Puis elle lui tourna le dos et ajouta en s’éloignant :
« Voilà donc le fils de cette traînée. »
Pas une fois, Liam ne vit cette espèce de harpie aux traits de vieille chouette desséchée esquisser un semblant de sourire. Lady Annabel, sa marâtre, n’était guère plus appréciée que lui. Celle-ci s’évertuait pourtant par tous les moyens à satisfaire sa belle-mère, elle se laissait tout bonnement écrasée, humilier, vilipender, elle l’appelait Votre Grâce, et s’excusait alors que c’était elle, la véritable duchesse de Twynham. Mais de tous, la plus à plaindre restait la jeune Alice, âgée de six ans. Elle faisait fonction de parfait paratonnerre aux foudres de sa grand-mère. Tant qu’elle se trouvait à portée, tous échappaient à ses avanies et à ses violentes diatribes. Pourtant, elle observait en sa présence un comportement irréprochable et souffrait sans broncher ses sermons immérités. Nul ne pouvait expliquer raisonnablement cette aversion que sa grand-mère lui portait. Mais à l’image de cette haine maladive pour sa petite-fille, l’amour de la duchesse douairière était pareillement, tout aussi maladif, et se concentrait sur un unique objet : son fils, le grand, le noble, le merveilleux, William Harris Wintersley, duc de Twynham. Alors lorsqu’elle déclara à son petit-fils : « Vous ressemblez beaucoup à votre père quand il avait votre âge » d’un air pincé et méchant, celui-ci ne réalisa pas sur l’instant que c’était le plus grand compliment qu’elle pouvait lui faire.
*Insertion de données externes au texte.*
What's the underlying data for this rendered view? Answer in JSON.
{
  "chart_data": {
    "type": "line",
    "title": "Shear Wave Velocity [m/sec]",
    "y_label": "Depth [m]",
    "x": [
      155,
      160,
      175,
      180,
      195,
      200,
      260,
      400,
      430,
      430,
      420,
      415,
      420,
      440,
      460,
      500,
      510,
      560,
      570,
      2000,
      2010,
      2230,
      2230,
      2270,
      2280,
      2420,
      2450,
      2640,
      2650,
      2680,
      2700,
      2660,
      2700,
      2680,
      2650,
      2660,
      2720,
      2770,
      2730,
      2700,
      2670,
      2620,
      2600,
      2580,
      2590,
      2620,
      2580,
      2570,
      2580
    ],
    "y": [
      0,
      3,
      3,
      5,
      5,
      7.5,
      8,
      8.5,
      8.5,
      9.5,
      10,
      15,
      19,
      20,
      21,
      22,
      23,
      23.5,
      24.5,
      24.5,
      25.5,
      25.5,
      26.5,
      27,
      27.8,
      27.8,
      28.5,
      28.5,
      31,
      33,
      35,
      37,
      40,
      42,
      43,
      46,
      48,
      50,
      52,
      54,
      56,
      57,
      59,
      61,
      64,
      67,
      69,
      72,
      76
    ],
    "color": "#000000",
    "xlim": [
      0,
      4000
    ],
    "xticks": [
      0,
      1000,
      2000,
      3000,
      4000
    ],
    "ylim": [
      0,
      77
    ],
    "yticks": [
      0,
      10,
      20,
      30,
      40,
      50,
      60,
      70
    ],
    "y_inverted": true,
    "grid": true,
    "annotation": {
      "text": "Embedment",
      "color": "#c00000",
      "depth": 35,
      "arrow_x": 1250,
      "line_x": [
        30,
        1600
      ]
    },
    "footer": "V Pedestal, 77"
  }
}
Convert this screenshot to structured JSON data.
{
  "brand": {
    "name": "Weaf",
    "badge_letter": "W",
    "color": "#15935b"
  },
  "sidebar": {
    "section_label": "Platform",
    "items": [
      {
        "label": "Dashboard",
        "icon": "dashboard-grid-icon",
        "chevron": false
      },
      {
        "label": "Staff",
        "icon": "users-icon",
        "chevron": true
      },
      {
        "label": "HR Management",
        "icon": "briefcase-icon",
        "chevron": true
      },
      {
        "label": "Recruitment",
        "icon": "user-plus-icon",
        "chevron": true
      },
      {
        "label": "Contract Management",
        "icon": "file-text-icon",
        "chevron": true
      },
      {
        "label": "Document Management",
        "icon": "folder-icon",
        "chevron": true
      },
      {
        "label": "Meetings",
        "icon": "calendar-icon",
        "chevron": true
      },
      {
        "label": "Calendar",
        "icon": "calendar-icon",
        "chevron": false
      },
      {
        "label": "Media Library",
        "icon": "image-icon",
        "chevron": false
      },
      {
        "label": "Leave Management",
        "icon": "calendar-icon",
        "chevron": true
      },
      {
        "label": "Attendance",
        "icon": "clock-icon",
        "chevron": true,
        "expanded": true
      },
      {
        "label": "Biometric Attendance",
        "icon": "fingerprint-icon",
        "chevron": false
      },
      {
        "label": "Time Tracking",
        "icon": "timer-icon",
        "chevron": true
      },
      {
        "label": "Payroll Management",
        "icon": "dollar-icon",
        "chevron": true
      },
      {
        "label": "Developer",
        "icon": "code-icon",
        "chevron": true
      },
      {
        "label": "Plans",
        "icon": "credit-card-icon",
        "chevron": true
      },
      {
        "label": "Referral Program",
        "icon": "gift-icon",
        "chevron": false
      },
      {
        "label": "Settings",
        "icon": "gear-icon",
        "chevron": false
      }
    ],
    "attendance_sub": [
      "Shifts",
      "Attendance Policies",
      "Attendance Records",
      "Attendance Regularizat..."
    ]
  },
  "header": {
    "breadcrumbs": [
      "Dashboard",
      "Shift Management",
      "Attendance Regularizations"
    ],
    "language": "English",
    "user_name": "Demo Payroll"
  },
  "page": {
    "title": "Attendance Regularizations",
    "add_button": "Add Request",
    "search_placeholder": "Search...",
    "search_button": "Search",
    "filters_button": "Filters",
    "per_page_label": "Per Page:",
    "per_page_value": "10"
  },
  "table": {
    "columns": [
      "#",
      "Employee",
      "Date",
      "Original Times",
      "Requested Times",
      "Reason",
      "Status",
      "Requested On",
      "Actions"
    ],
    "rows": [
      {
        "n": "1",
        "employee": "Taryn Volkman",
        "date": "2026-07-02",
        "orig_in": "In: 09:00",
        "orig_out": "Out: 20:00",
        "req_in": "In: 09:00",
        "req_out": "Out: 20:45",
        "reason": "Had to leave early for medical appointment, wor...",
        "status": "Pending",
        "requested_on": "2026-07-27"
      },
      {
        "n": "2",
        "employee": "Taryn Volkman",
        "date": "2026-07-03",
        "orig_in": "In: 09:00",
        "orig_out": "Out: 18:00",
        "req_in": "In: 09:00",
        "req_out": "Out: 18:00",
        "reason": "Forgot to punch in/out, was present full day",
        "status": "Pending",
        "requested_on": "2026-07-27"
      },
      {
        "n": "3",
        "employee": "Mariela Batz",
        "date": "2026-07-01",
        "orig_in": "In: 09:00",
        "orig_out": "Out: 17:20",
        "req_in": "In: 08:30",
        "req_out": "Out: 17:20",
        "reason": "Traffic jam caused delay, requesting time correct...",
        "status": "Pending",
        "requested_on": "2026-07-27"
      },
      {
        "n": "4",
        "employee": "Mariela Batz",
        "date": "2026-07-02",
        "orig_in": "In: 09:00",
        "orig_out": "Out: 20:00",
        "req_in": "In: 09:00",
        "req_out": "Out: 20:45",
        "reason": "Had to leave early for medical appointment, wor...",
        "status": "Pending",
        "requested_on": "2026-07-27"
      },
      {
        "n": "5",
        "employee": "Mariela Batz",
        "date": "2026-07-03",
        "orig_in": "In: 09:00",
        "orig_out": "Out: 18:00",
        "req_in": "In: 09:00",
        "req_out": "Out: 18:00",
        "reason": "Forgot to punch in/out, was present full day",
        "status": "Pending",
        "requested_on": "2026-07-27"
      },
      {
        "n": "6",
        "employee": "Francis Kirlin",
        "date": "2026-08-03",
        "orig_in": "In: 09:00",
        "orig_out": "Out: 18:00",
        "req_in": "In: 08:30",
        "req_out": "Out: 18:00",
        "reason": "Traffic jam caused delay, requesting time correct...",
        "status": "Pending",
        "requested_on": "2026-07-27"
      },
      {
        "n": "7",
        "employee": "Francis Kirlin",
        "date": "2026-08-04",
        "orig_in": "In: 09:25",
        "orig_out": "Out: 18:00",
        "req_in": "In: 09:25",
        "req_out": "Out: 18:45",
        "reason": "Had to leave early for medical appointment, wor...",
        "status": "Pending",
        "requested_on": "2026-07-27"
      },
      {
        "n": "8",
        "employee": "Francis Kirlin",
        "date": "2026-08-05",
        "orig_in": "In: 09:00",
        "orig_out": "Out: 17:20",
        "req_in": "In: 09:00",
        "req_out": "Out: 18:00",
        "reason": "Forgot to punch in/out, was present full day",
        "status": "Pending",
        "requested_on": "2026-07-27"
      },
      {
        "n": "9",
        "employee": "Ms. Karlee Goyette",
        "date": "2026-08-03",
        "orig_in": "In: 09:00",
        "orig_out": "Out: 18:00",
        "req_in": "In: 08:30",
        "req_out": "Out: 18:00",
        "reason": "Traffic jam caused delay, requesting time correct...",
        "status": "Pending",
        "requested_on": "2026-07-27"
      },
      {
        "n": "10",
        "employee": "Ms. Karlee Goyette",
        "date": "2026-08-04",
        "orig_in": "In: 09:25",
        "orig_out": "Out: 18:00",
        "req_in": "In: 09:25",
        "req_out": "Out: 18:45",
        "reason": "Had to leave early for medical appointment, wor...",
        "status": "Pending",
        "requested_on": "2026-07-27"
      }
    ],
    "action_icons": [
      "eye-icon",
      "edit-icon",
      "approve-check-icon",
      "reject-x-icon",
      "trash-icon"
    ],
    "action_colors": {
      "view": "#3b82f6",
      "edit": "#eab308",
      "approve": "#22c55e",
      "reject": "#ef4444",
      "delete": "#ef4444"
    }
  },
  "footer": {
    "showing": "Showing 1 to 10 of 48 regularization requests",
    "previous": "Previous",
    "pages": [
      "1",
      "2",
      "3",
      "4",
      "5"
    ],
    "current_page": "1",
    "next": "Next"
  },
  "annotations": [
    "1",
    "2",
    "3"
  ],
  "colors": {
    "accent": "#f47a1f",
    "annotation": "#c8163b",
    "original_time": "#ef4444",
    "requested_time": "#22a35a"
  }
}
Le jeune garçon l’évitait autant qu’il le pouvait, il se sentait très mal à l’aise en sa présence, comme un peu tout le monde en vérité. Ce vieux dragon n’avait pas besoin de parler pour insuffler la crainte autour d’elle, il lui suffisait de souffler dans une pièce pour que l’atmosphère se chargeât aussitôt d’une oppressante odeur de danger. Les gens refluaient d’instinct dès qu’elle approchait, la bonne société préférait ne pas l’inviter, les valets et les femmes de chambre rechignaient à la servir, et même son fils était toujours surchargé de travail dès qu’elle venait le visiter. Les enfants se tenaient au garde-à-vous et rasaient les murs quand ils la voyaient, mais à vivre leur vie, rapidement, ils l’oubliaient. Pourtant, cette folle monomaniaque ne rôdait jamais bien loin : elle avait le passe-temps dérangeant de les épier et surgissait souvent de nulle part pour les gronder.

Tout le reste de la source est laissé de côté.